Berufsausbildung

Breit angelegte Förderung geplant

„In der Berufsausbildung wird 2024 zum Jahr der Entwicklungen.“ Das sagte der Staatssekretär des Innovationsministeriums vor dem Wochenende in Szolnok.

Wie Balázs Hankó ausführte, fließen nahezu 96 Mrd. Forint (250 Mio. Euro) für Entwicklungsmaßnahmen, von denen 18 Berufsbildungszentren mit 31 Einrichtungen profitieren. Darüber hinaus werden 53 Mrd. Forint (140 Mio. Euro) für Bauinvestitionen zur Verfügung gestellt. Der Staatssekretär betonte auf der Eröffnungsveranstaltung des Projektjahres, Ungarns Erfolge im europäischen Vergleich (bei den Euro-Skills 2023 holten ungarische Azubis den Titel auf den Gebieten Informatik und Systemmanagement) beruhen darauf, die praxisorientierte und duale Ausbildung in den Mittelpunkt gerückt zu haben. „Wir benötigen Kompetenzen und praktische Fähigkeiten, welche die Wirtschaft voranbringen.”

Beruf und Abitur

Ein wichtiger Schlüssel zum Erfolg sei die Tatsache, dass das modernisierte berufliche Ausbildungssystem zugleich Fachabschluss, Abitur und sicheres Auskommen garantiert. Im Frühling 2023 verabschiedete das Parlament jene Modifizierung, wonach technische Universitäten eine Partnerschaft mit technikorientierten Fachschulen eingehen, so dass Azubis, die nach der Berufsausbildung ein Studium anstreben, rechtlich schon im letzten Berufsschuljahr zur Hochschule gehören.

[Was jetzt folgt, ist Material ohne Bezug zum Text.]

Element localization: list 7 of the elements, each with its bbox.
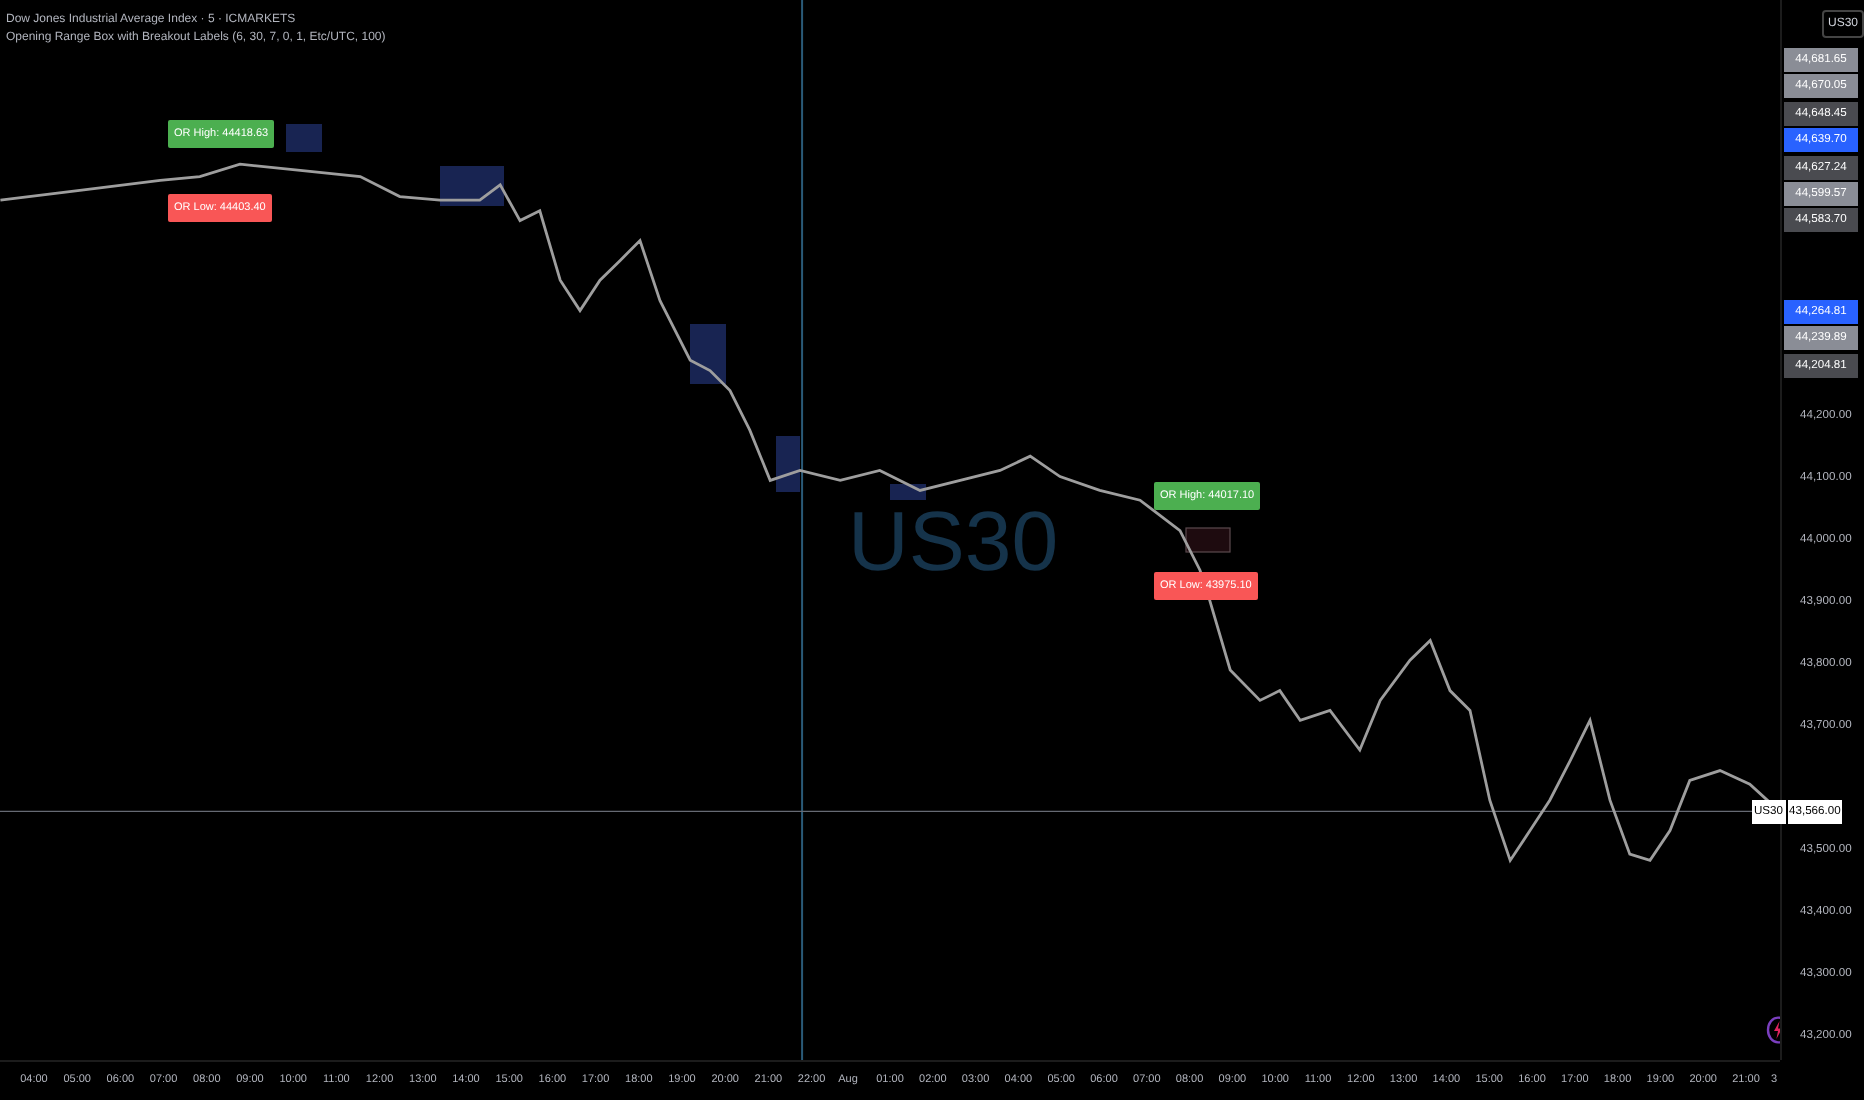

Digitalisierung ist der Schlüssel

Die Weiterentwicklung der beruflichen Fachausbildung muss vorangetrieben werden, um nicht nur in Europa, sondern auch im Weltmaßstab erfolgreich abzuschneiden. Ein Schlüssel zum Erfolg sei die Digitalisierung, weshalb bis Ende 2023 bereits mehr als 700 digitale Lehrmaterialien für berufsbildende Einrichtungen erstellt wurden.

Im Rahmen des Projektjahrs sind neben sieben Neubauten insgesamt 27 Erweiterungs- und Renovierungsmaßnahmen geplant. Schulische Nutzflächen werden auf insgesamt 110.000 m2 erneuert.